Dibalik kemegahannya, Jakarta menyimpan segudang masalah sosial dan lingkungan. Jakarta harus berubah! Dibutuhkan revolusi budaya untuk memperbaikinya.
Memang bukan hal mudah untuk mengubah Jakarta menjadi lebih baik. Namun, itu bukan hal mustahil apabila terdapat seseorang yang berani dan mau menyelesaikan masalah-masalah yang ada seperti kemacetan, polusi udara, gelandangan, pengangguran, dan sebagainya.
Kata orang bijak, mulailah perubahan itu dari diri sendiri, dari hal yang kecil, dan mulai sekarang. Inilah jargon yang sering dikumandangkan, namun hanya sedikit yang mau melakukannya. Contoh paling sederhana adalah nilai kejujuran,keberanian, toleransi, menghargai sesama, disiplin, keimanan, kebersihan, kerja keras, kebangsaan, dan lain-lain.
Daftar nilai-nilai tersebut sudah ”berserakan” di berbagai buku yang mengulas persoalan budi pekerti.Yang terpenting justru pelaksanaannya, integritas pribadi sebagai perwujudan kejujuran, do what you said and say what you meant.
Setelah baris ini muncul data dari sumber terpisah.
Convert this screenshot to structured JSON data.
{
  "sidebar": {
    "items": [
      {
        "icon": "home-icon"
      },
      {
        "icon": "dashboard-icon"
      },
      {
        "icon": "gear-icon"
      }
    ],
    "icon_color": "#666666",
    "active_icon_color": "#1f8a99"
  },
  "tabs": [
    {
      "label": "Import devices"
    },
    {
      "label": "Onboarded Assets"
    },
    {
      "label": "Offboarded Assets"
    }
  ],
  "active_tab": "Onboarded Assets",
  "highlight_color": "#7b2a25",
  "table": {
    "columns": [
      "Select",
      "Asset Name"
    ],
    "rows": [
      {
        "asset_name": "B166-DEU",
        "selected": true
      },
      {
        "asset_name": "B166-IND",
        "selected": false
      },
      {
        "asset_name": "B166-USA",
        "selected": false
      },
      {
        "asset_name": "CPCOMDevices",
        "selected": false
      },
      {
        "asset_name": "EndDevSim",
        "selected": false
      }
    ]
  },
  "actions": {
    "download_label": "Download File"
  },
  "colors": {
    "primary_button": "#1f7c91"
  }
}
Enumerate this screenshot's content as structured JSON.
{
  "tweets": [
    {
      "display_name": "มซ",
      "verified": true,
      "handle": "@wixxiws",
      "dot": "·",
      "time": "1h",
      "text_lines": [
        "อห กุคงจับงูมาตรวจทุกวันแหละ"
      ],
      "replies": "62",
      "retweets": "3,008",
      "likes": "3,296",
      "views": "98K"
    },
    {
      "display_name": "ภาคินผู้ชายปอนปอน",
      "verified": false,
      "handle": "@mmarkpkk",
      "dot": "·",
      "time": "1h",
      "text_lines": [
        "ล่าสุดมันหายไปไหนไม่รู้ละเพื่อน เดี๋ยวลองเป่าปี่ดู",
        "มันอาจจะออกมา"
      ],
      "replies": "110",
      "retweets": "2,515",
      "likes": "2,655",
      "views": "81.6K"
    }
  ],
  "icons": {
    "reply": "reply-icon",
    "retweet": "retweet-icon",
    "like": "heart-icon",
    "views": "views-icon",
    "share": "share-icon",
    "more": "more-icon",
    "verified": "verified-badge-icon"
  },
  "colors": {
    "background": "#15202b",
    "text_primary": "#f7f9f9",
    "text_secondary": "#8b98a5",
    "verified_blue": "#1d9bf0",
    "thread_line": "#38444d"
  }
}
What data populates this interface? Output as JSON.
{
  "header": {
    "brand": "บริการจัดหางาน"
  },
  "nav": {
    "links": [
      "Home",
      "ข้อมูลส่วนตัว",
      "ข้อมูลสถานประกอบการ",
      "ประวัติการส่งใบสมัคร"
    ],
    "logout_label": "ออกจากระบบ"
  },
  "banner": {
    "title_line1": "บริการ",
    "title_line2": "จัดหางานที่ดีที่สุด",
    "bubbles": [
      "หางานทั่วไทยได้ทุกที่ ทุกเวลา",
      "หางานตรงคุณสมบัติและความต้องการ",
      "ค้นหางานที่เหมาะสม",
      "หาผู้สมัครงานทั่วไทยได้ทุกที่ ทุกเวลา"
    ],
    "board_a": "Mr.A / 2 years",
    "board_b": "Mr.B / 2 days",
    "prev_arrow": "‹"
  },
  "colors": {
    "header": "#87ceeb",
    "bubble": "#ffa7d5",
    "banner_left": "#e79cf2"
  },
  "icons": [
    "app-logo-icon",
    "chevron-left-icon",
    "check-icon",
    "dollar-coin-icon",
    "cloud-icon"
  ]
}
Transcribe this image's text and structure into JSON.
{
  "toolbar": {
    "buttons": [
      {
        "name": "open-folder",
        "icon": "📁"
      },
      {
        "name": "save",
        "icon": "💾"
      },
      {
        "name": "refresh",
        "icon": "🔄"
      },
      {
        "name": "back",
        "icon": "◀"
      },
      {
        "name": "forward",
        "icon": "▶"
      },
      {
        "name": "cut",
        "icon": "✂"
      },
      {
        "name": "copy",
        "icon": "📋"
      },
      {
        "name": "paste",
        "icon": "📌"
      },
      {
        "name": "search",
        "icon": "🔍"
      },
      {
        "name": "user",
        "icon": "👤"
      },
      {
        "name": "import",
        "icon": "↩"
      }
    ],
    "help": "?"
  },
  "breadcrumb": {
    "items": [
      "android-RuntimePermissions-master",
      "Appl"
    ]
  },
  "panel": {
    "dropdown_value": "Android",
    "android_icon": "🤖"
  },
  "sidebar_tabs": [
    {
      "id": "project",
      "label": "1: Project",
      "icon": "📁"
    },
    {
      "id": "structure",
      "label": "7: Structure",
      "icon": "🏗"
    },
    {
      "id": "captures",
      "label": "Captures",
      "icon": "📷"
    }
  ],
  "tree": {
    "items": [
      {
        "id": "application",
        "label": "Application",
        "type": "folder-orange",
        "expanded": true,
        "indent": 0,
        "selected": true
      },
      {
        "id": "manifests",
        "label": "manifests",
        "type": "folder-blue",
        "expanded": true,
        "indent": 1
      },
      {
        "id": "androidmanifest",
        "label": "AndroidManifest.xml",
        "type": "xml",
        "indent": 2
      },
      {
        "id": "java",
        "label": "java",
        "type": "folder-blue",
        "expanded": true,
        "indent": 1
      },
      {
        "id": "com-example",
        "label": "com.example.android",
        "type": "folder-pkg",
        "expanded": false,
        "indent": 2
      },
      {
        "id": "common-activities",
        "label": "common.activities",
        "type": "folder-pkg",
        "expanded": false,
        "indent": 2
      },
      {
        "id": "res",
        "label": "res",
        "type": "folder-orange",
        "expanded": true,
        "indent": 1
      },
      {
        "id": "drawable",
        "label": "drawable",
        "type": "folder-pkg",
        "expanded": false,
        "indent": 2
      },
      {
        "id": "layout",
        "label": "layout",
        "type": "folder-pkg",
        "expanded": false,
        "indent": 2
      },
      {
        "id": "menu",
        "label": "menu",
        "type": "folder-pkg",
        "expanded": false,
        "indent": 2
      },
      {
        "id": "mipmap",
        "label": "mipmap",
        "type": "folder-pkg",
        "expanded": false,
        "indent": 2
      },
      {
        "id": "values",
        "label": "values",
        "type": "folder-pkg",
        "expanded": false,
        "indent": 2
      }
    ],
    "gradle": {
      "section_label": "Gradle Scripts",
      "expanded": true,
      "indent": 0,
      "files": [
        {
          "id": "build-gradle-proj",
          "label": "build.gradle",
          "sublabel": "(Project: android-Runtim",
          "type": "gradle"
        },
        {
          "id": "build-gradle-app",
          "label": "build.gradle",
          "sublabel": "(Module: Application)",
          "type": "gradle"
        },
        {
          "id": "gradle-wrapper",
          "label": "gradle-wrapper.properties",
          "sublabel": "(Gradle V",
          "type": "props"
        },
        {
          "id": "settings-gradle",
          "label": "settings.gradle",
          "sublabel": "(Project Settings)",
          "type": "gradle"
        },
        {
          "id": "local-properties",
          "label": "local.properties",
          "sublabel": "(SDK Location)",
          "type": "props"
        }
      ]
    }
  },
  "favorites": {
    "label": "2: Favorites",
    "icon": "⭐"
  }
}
Selama ini kita tidak bisa jujur bahkan kepada diri sendiri.
Di tembok sekolah tidak jarang kita saksikan slogan ”kebersihan sebagian dari iman”, tetapi sampah masih terserak di mana-mana. Sebanyak 99% WC di sekolah negeri jorok. Guru-guru pun tidak berkomentar apa-apa. Salah siapa? Jakarta Butuh Revolusi Budaya (JBRB) adalah sebuah komunitas sosial anak muda Jakarta yang peduli terhadap isu-isu yang terjadi di sekitar mereka.
Komunitas ini menyebarkan pesan perihal pentingnya perubahan budaya ke arah positif bagi Kota Jakarta dan sekitarnya. Dibentuk pada 30 Juni 2007, komunitas yang memiliki moto ”Impikan Jakartamu di sini” ini mulai melakukan gerakan nyata tanpa basa-basi atau sekadar cuapcuap. Melalui blog www.jakartabutuhrevolusibudaya. com, JBRB menyebar tulisan hasil pemikiran para kontributor, yang merupakan anggota JBRB sendiri.
Selain itu, dimuat juga tulisan-tulisan para penulis tamu, yaitu para tokoh yang peduli terhadap JBRB di antaranya Harris Iskandar (atase pendidikan dan kebudayaan RI di Washington DC, AS), Jennie S Bev (Pesta Blogger 2007 Celebrity Blogger Award), dan Deden Rukmana (asisten profesor dan koordinator Master’s Program in Urban Studies & Planning di Savannah State University, AS).
”JBRB merupakan perwujudan nyata dari rasa kepedulian kami terhadap Jakarta. Kami yang tergabung di dalam komunitas ini sudah muak dan bosan dengan kondisi Kota Jakarta yang kami saksikan setiap hari,” kata Ketua JBRB Mohamad Rusdi Indradewa, yang juga alumnus Fakultas Ekonomi Universitas Trisakti Jakarta.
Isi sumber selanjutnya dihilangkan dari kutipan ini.